Datascan

Datascan – Image analysis

The world is changing fast. Just fifteen years ago, if you had images to analyze then your options were limited. And if you wanted to do scientific research involving images, then you were really out-of-luck.  This was my impetus for creating the software application I called Datascan.

Datascan uses a so-called "multiple window interface," in which there is a main central window that contains all the sub windows.
Datascan uses a so-called “multiple window interface,” in which there is a main central window that contains all the sub windows.

To be fair, at the time I wrote Datascan, there was already a Java-based image analysis application, created by the National Institutes of Health and called Image/J. And also to be fair, I could have used that, and it would have fulfilled 95% of my needs.  So I don’t want to make any false claims. The fact is, I like a challenge, I think the best way to understand something is to build it yourself, and THAT was my motivation for creating Datascan.

It would never happen today, but in those days the Sun corporation (now Oracle) somehow discovered my Datascan application, and they posted a link to it on their website:

Collaboration in Datascan

Many features in Datascan were implemented at the request of my colleagues at the Max-Planck-Institute, who were interested in analyzing massive amounts of x-ray diffraction data collected using so-called area detectors.  The situation is a bit different today, but the new arrival of these detectors on the scene in the early 2000’s  – in particular, the sheer volumes of data they collected – led to many challenges for data analysis.

I got a chance to incorporate the hard work and terrific ideas from two other people. First, I have to give credit to an intern, Manual Schlestein. Manual joined the Max-Planck-Institute as an intern, he expressed a real desire to work with computers and programming, and he was thrilled when I gave him the opportunity to expand Datascan with a large variety of functions for analyzing images.  I handed him a few books on fractal image analysis, and the rest was history.
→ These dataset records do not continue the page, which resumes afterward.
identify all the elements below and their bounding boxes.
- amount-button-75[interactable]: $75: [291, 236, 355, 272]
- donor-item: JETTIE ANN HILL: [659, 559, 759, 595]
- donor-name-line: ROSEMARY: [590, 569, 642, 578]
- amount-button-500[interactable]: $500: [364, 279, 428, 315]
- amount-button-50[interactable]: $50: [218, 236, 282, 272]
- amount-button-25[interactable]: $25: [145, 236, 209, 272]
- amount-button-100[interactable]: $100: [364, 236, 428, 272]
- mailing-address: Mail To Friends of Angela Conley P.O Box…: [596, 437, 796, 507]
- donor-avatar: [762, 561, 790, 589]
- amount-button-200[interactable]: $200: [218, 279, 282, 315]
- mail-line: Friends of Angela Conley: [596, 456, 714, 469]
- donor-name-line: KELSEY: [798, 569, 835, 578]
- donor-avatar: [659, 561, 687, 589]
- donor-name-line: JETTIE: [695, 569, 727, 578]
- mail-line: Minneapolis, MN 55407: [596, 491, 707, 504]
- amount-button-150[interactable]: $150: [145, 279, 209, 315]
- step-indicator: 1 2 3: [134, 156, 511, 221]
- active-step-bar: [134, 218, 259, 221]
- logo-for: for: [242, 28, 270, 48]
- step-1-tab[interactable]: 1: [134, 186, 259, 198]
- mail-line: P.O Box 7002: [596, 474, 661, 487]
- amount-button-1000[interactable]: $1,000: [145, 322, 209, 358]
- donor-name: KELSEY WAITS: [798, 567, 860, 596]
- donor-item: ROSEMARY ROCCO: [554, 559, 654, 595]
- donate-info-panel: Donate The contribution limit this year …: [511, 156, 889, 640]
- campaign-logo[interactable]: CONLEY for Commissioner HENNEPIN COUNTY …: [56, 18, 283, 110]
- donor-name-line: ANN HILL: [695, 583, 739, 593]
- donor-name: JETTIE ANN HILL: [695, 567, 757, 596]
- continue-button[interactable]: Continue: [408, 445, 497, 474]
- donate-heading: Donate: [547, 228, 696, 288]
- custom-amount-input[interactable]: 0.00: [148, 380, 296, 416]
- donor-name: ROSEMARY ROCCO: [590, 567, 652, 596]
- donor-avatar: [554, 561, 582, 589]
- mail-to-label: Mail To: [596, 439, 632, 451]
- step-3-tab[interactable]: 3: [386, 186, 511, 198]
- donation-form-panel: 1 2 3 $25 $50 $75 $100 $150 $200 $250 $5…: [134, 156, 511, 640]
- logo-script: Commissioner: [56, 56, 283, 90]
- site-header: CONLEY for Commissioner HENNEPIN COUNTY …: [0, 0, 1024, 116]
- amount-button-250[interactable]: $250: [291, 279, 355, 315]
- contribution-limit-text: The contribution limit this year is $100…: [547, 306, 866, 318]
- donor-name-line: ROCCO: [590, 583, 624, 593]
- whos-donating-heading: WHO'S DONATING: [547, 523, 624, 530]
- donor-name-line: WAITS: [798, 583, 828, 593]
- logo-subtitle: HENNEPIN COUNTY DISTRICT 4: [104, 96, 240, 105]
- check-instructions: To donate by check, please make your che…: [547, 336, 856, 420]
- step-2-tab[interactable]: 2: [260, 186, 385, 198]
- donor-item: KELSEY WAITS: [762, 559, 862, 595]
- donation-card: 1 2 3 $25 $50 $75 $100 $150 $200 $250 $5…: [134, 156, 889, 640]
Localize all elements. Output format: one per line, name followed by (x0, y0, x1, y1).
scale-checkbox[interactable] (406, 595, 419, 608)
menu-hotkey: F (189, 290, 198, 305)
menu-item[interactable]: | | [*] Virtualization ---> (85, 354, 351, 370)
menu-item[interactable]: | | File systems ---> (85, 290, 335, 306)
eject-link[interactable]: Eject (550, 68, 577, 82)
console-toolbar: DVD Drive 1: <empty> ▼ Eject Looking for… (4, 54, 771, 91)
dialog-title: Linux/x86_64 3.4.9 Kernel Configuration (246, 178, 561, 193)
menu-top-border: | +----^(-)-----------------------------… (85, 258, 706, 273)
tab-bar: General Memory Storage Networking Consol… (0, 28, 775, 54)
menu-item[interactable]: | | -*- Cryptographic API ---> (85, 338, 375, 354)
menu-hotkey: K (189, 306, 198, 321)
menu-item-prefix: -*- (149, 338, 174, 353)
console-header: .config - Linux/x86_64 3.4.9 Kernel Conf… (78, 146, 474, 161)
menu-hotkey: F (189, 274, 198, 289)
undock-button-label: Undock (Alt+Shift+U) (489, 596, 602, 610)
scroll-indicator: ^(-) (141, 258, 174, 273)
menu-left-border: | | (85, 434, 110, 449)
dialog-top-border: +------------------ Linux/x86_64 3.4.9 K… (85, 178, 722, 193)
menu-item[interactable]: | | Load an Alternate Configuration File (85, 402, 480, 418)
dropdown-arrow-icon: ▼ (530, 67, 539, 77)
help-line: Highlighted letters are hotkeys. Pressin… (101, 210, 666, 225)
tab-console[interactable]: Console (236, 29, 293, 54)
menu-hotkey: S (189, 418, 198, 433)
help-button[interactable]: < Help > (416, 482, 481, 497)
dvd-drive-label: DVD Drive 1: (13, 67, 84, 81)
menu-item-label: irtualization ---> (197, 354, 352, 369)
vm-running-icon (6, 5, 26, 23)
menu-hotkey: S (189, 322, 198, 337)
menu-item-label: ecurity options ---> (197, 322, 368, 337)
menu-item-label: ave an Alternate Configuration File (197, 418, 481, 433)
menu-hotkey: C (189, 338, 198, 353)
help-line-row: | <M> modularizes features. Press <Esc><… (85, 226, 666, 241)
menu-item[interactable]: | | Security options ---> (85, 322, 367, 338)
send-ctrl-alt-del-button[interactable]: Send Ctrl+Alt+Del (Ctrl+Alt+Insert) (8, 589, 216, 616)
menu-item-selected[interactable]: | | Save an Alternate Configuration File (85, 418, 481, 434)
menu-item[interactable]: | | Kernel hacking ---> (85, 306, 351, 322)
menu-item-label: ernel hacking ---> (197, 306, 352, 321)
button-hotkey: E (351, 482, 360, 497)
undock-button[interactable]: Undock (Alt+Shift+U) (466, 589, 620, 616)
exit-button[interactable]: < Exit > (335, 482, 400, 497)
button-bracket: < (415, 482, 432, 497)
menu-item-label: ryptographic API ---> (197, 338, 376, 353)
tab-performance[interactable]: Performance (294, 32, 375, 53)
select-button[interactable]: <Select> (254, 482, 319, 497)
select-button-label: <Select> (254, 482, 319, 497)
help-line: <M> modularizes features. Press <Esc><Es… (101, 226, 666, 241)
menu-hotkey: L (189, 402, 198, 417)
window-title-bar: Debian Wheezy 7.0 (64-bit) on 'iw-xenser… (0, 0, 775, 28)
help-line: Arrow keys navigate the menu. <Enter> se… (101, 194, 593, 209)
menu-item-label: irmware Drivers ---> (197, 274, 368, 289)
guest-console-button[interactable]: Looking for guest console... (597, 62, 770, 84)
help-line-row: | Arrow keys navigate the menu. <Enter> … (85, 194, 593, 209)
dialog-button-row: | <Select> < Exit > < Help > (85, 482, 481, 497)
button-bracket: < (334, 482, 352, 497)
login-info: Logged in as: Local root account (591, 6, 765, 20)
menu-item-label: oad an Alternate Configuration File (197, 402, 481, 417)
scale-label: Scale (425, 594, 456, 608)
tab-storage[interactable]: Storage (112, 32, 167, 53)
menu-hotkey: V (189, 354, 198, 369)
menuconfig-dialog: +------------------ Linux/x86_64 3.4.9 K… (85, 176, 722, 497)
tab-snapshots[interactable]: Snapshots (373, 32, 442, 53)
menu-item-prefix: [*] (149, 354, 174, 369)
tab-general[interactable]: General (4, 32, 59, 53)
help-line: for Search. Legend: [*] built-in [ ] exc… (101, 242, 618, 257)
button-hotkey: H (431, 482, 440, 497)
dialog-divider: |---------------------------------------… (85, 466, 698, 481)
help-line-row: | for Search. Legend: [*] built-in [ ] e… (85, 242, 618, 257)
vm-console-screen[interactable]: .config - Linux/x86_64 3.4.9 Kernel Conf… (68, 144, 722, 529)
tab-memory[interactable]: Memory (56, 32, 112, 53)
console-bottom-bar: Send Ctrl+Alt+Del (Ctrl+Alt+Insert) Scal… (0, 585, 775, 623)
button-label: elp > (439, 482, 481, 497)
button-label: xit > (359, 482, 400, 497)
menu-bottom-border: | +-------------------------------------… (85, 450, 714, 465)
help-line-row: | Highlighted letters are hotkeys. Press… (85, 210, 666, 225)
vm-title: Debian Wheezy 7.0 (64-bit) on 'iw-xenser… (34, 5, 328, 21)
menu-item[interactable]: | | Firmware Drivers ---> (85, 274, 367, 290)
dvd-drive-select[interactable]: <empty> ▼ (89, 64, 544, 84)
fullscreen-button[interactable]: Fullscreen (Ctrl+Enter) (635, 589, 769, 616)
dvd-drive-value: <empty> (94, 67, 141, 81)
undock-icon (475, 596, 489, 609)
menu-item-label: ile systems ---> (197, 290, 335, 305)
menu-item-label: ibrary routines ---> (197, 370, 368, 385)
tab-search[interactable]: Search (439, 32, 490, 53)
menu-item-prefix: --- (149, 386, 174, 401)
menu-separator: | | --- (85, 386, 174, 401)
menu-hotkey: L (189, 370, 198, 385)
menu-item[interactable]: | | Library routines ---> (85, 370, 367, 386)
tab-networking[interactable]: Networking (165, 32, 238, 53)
We finally published a description of our work here:

I am also very thankful to Nathan Funk, who provided me with a recursive descent parser that I integrated into Datascan.  If you know anything about recursive descent parsers, then you probably realize there was no real reason for me to have one.  But as I discussed elsewhere on this website (Funplot) I had tried myself to create a recursive descent parser (albeit in Fortran) – and failed – so it made me happy to finally have such a parser that worked!